A Story of Rats
Keepers as a class have no love for rats; but there is one keeper who regards all rats with the deadliest loathing, on account of a little experience. He had taken a new berth, and arrived at the cottage which was to be his home some days in advance of his wife, taking bread, a ten-pound cheese, and a cask of beer, on which to subsist until the more luxurious days of his wife's coming. Having found that the outgoing keeper had carried off the front-door key, he brought his most valuable possessions into his bedroom, including the bread, cheese, and beer. Thoroughly tired with his journey and his unpacking, he slept so well through the first night that some mysterious sounds, as in a dream, failed to rouse him. On awakening, he discovered that rats had paid a call, and had eaten every particle of the bread and of the ten-pound cheese. They had even assaulted the bung of the beer-barrel, happily for them and for the keeper without success. During the first three months of his residence this keeper killed no fewer than 600 rats in and about his old-fashioned cottage.

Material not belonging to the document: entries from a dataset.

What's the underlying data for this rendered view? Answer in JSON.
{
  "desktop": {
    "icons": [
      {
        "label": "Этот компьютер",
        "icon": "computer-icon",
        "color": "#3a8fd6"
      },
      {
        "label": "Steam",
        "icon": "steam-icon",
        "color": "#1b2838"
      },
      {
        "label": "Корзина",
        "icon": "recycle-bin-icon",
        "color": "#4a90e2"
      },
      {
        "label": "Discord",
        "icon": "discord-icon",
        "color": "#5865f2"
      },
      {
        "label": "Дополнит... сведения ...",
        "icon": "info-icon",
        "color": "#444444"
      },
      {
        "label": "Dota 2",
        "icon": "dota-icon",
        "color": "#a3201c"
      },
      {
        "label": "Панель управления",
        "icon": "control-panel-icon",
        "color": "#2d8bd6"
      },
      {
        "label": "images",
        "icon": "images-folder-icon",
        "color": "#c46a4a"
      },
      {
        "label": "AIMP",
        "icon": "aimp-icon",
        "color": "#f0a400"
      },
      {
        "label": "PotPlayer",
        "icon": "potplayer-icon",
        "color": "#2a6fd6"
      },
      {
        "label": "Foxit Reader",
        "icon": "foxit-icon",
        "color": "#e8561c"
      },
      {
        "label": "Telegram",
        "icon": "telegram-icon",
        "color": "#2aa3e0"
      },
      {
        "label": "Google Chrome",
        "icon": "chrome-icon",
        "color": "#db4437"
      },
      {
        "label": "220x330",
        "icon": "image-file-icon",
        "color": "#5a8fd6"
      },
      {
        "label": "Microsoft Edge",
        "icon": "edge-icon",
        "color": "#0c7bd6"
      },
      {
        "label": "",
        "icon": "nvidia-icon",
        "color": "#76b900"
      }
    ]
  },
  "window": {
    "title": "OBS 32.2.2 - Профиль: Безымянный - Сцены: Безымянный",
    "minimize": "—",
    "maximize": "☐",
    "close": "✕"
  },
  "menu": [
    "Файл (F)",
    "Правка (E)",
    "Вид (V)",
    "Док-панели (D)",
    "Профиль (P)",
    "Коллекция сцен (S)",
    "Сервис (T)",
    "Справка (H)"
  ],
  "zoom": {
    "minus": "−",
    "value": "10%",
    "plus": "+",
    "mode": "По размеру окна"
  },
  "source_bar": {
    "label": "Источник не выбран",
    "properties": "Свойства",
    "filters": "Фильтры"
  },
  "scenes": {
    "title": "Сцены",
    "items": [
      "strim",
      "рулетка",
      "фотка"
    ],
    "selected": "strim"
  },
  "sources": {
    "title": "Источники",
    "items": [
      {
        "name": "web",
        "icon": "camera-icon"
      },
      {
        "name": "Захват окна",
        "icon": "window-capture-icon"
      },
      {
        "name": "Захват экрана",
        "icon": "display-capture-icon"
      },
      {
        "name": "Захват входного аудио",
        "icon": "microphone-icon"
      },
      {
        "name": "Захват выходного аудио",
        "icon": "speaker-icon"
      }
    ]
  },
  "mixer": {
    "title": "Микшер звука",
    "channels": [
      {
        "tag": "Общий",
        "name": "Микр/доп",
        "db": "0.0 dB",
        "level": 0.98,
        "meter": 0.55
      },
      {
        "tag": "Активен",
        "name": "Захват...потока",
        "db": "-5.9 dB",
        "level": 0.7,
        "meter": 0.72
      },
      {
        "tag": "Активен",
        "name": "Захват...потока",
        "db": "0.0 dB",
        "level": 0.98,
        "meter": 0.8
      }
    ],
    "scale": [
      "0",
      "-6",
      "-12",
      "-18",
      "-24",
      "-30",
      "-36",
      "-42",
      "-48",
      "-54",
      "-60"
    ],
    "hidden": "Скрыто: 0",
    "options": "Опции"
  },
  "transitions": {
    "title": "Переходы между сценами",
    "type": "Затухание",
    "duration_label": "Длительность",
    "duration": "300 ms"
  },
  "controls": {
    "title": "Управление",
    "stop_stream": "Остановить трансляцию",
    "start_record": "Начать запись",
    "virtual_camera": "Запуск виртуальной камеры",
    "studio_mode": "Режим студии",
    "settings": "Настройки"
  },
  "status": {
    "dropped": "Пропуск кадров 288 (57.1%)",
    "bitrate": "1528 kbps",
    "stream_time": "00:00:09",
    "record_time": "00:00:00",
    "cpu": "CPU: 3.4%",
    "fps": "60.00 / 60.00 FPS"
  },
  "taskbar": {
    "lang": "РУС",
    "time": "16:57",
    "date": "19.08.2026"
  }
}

Thinking of the rats who assaulted the beer-barrel reminds us of the story of a clever rat that drank from a wine-bottle by first inserting, then licking, his tail. Rats are so cunning that one can believe almost anything told of them. They suffer, at times, terribly from thirst. There is no doubt that a dry breeding season means a small crop of rats, which seems to support the theory that when hard pressed by thirst larger rats kill the little ones for the sake of their blood. When feeding on corn, in ricks or barns, a spell of rainless weather means much suffering, even if dews compensate in some measure for the absence of water. If you would see rats at their merriest, watch a corn-stack on a summer evening when a shower has come after scorching days. In a little while a rustling will be heard, and the rats steal out to gulp the raindrops on the thatch and the herbage near by. We have seen a rat so thirsty that in spite of being driven back to his hole each time he appeared, every half-minute he would again attempt to reach a farm-yard puddle. A farmer who shot at one rat killed no fewer than seven, which had crowded to drink from a wayside pool.